Fig. 6: Identification of Gua-responsive riboswitches based on a U1-snRNP-dependent mode of action.

a Secondary structure of the Gua-U1-snRNP riboswitch library design. The U1-snRNP binding site (CAGGUAAGU) is included into a prolonged stem P1 of the guanine aptamer. Blue nucleotides indicate the randomized motif. b Mode of action of U1-snRNP-dependent riboswitches. In the ligand-unbound conformation, the U1-snRNP binding site is available, allowing for U1-snRNP binding and interference with the polyadenylation process.
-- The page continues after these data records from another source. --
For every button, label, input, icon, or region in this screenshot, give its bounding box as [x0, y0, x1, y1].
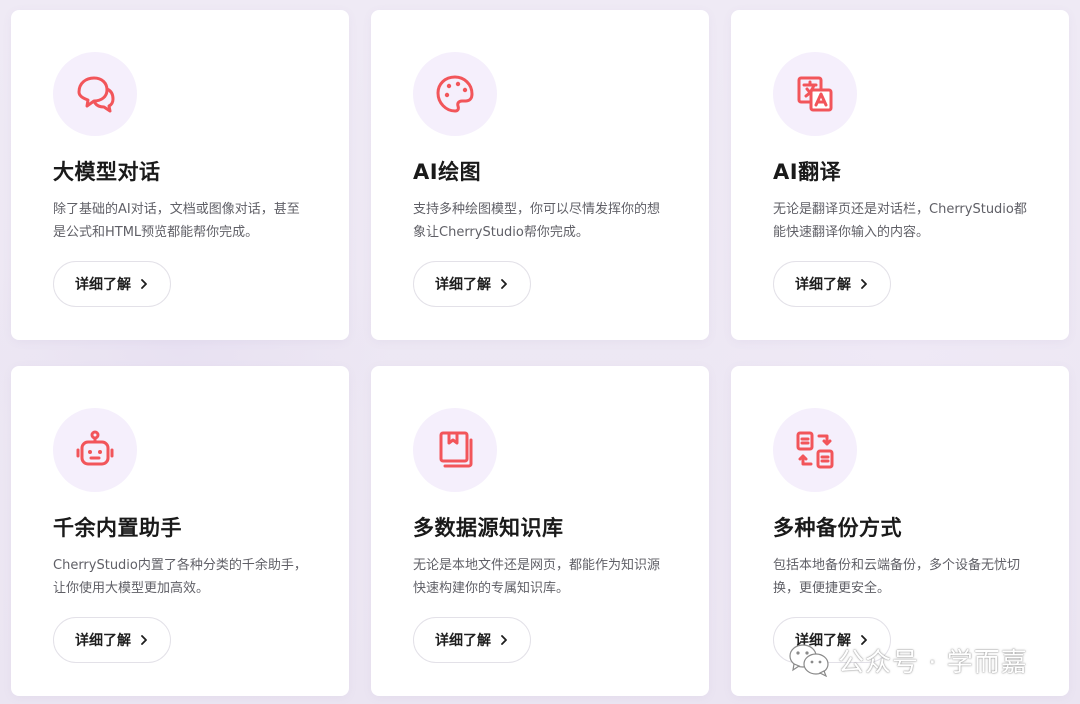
- robot-icon: [76, 430, 114, 466]
- translate-icon: [797, 76, 833, 112]
- card-description-line: 是公式和HTML预览都能帮你完成。: [53, 225, 259, 240]
- feature-grid: 大模型对话 除了基础的AI对话，文档或图像对话，甚至 是公式和HTML预览都能帮…: [0, 0, 1080, 704]
- card-title: 多数据源知识库: [413, 516, 564, 540]
- card-description-line: 快速构建你的专属知识库。: [413, 581, 570, 596]
- card-description-line: 无论是翻译页还是对话栏，CherryStudio都: [773, 202, 1027, 217]
- icon-badge: [53, 52, 137, 136]
- card-description-line: CherryStudio内置了各种分类的千余助手，: [53, 558, 307, 573]
- learn-more-button[interactable]: 详细了解: [413, 617, 531, 663]
- learn-more-button[interactable]: 详细了解: [773, 261, 891, 307]
- card-description-line: 除了基础的AI对话，文档或图像对话，甚至: [53, 202, 300, 217]
- learn-more-label: 详细了解: [75, 277, 131, 293]
- card-description-line: 让你使用大模型更加高效。: [53, 581, 210, 596]
- learn-more-label: 详细了解: [435, 633, 491, 649]
- learn-more-label: 详细了解: [75, 633, 131, 649]
- watermark-text: 公众号 · 学而嘉: [838, 647, 1028, 678]
- card-title: AI翻译: [773, 160, 842, 184]
- card-description: 除了基础的AI对话，文档或图像对话，甚至 是公式和HTML预览都能帮你完成。: [53, 198, 317, 244]
- card-description-line: 换，更便捷更安全。: [773, 581, 891, 596]
- card-title: AI绘图: [413, 160, 482, 184]
- learn-more-button[interactable]: 详细了解: [53, 617, 171, 663]
- card-description-line: 支持多种绘图模型，你可以尽情发挥你的想: [413, 202, 661, 217]
- chevron-right-icon: [861, 279, 867, 289]
- chevron-right-icon: [501, 635, 507, 645]
- icon-badge: [53, 408, 137, 492]
- book-stack-icon: [439, 431, 473, 468]
- card-description: 无论是本地文件还是网页，都能作为知识源 快速构建你的专属知识库。: [413, 554, 677, 600]
- card-description-line: 象让CherryStudio帮你完成。: [413, 225, 589, 240]
- feature-card-chat: 大模型对话 除了基础的AI对话，文档或图像对话，甚至 是公式和HTML预览都能帮…: [11, 10, 349, 340]
- card-description: 无论是翻译页还是对话栏，CherryStudio都 能快速翻译你输入的内容。: [773, 198, 1037, 244]
- chevron-right-icon: [141, 635, 147, 645]
- wechat-icon: [789, 644, 829, 677]
- feature-card-assistants: 千余内置助手 CherryStudio内置了各种分类的千余助手， 让你使用大模型…: [11, 366, 349, 696]
- card-title: 多种备份方式: [773, 516, 902, 540]
- card-title: 千余内置助手: [53, 516, 182, 540]
- feature-card-translate: AI翻译 无论是翻译页还是对话栏，CherryStudio都 能快速翻译你输入的…: [731, 10, 1069, 340]
- palette-icon: [436, 75, 474, 113]
- card-description-line: 能快速翻译你输入的内容。: [773, 225, 930, 240]
- feature-card-knowledge-base: 多数据源知识库 无论是本地文件还是网页，都能作为知识源 快速构建你的专属知识库。…: [371, 366, 709, 696]
- watermark: 公众号 · 学而嘉: [788, 640, 1028, 680]
- card-description: CherryStudio内置了各种分类的千余助手， 让你使用大模型更加高效。: [53, 554, 317, 600]
- chevron-right-icon: [501, 279, 507, 289]
- feature-card-drawing: AI绘图 支持多种绘图模型，你可以尽情发挥你的想 象让CherryStudio帮…: [371, 10, 709, 340]
- card-description-line: 包括本地备份和云端备份，多个设备无忧切: [773, 558, 1021, 573]
- chat-bubbles-icon: [77, 76, 115, 113]
- learn-more-button[interactable]: 详细了解: [53, 261, 171, 307]
- learn-more-label: 详细了解: [795, 277, 851, 293]
- icon-badge: [773, 52, 857, 136]
- card-description-line: 无论是本地文件还是网页，都能作为知识源: [413, 558, 661, 573]
- learn-more-label: 详细了解: [435, 277, 491, 293]
- card-description: 包括本地备份和云端备份，多个设备无忧切 换，更便捷更安全。: [773, 554, 1037, 600]
- backup-sync-icon: [796, 431, 834, 469]
- chevron-right-icon: [141, 279, 147, 289]
- learn-more-button[interactable]: 详细了解: [413, 261, 531, 307]
- card-title: 大模型对话: [53, 160, 161, 184]
- icon-badge: [773, 408, 857, 492]
- icon-badge: [413, 408, 497, 492]
- icon-badge: [413, 52, 497, 136]
- card-description: 支持多种绘图模型，你可以尽情发挥你的想 象让CherryStudio帮你完成。: [413, 198, 677, 244]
Upon ligand binding, the aptamer stem is stabilized and the U1-snRNP binding site is masked, enabling polyadenylation and subsequent gene expression. c Guanine riboswitch construct frequency analysis of the original library. d Volcano plots showing the significance (FDR) of changes in riboswitch abundance as a function of the change in expression (log₂ fold change). e Selected hits from the Gua-U1-snRNP riboswitch library screen, randomized sequence, mean counts per million (CPM), fold change (FC) and false-discovery rate (FDR) at 30, 100, and 300 µM guanine, respectively. The bar plots show the raw counts under untreated, 30, 100, and 300 µM µM Gua-stimulated conditions (four groups from left to right, n = 8 replicates each). f Functional hit validation in HEK-293 cells at increasing guanine doses [µM] (n = 3 replicates, mean ± s.d.); U1-bs: construct harboring the freely accessible U1-snRNP binding site. g Maximal fold changes and p-values measured upon stimulation vs. 0 µM guanine for all tested constructs. *p < 0.05, **p < 0.01, ***p < 0.001 (unpaired T-Test, two-tailed). Source data are provided as a Source Data file.